With optional auth, any user who creates an account has actively chosen to. They've already used the app, seen value in it, and decided the benefits of an account (order history, loyalty features, faster checkout) are worth the signup. That's a much more meaningful metric. Your registered user count is smaller, but it's honest — every account represents a genuinely engaged user.
Trade-offs
Guest ordering adds complexity. The user_id column is nullable, which means every query that joins on users needs to handle the null case. Order listing for staff shows a mix of named accounts and anonymous orders. The claiming system is an extra endpoint and an extra flow to test.
Unclaimed guest orders aren't orphaned data — they're still valid business records with revenue, items sold, and timestamps. They're just less useful for user-level analysis. The shop owner still needs them for reporting and tax purposes regardless of whether a user account is attached.
The bulk claiming approach trusts the client — the app sends order IDs it cached locally, and the backend links them without further verification. This is acceptable for a coffee shop where the worst case is someone claiming an order that wasn't theirs, which has no meaningful consequence. For a system handling sensitive data, you'd want stronger proof of ownership. The security model matches the threat model.
Lessons Learned
Let users experience value before asking for commitment.
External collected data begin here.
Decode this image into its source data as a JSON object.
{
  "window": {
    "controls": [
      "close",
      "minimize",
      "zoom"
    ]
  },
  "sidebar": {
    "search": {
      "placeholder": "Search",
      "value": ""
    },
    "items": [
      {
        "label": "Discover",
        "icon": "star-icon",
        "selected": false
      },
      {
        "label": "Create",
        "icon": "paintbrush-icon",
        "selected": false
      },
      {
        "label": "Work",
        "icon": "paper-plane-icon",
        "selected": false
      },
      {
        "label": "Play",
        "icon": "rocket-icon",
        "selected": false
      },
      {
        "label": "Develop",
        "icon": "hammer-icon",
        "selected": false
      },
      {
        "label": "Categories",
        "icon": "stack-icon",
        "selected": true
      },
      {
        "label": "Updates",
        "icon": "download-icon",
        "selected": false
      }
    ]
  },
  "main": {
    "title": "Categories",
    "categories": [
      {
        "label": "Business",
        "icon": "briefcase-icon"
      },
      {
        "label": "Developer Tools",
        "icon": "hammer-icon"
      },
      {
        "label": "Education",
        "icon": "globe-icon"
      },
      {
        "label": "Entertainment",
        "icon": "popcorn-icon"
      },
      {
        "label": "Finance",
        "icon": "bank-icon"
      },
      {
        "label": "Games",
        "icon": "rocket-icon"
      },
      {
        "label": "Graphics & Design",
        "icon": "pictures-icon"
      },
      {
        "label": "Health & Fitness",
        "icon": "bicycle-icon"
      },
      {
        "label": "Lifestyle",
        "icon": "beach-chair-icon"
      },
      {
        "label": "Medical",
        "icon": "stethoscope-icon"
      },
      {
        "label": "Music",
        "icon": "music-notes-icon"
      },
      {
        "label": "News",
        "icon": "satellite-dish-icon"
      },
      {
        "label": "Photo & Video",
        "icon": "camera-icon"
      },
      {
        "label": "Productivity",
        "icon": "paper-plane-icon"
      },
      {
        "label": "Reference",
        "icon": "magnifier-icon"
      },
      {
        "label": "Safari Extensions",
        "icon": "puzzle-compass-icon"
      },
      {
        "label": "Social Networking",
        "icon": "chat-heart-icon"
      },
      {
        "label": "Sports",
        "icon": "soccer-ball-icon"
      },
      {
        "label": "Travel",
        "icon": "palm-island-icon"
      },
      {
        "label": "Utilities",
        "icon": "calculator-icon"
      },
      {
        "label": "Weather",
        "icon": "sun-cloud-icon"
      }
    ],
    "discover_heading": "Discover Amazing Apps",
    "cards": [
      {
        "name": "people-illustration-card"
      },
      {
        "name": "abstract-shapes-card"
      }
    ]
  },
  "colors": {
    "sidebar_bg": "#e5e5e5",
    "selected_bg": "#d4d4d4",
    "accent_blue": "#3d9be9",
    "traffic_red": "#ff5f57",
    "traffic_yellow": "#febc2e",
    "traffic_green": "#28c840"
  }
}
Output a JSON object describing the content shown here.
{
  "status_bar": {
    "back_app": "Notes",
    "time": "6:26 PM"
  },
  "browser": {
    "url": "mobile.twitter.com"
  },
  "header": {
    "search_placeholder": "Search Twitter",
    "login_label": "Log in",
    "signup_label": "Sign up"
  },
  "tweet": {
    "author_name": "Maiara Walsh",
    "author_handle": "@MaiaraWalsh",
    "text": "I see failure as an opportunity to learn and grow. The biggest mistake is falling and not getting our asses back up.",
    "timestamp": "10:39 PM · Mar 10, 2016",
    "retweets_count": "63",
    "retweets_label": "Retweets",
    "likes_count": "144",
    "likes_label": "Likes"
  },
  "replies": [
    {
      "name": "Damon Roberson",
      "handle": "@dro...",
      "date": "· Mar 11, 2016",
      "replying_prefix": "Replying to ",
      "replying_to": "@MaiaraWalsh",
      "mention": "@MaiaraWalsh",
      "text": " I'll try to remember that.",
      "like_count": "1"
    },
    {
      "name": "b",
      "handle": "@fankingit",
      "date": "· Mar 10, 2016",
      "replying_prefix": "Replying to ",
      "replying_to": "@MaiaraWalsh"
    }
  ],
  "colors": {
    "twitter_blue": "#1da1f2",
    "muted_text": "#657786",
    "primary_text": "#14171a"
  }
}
The best time to ask for a signup is after the user has already benefited from your product, not before. A coffee order placed in 10 seconds is a better pitch for your app than any onboarding screen.
Optional auth is a product decision expressed in middleware. The technical implementation is straightforward — nullable user IDs, a middleware that doesn't fail on missing tokens, a claiming mechanism. The hard part is deciding to do it in the first place, because it means rethinking how every feature handles anonymous users.
Honest metrics are more useful than big numbers. A smaller count of genuinely engaged users tells you more about your product than a large count of forced signups. When you remove the pressure to create an account, the accounts that do get created mean something.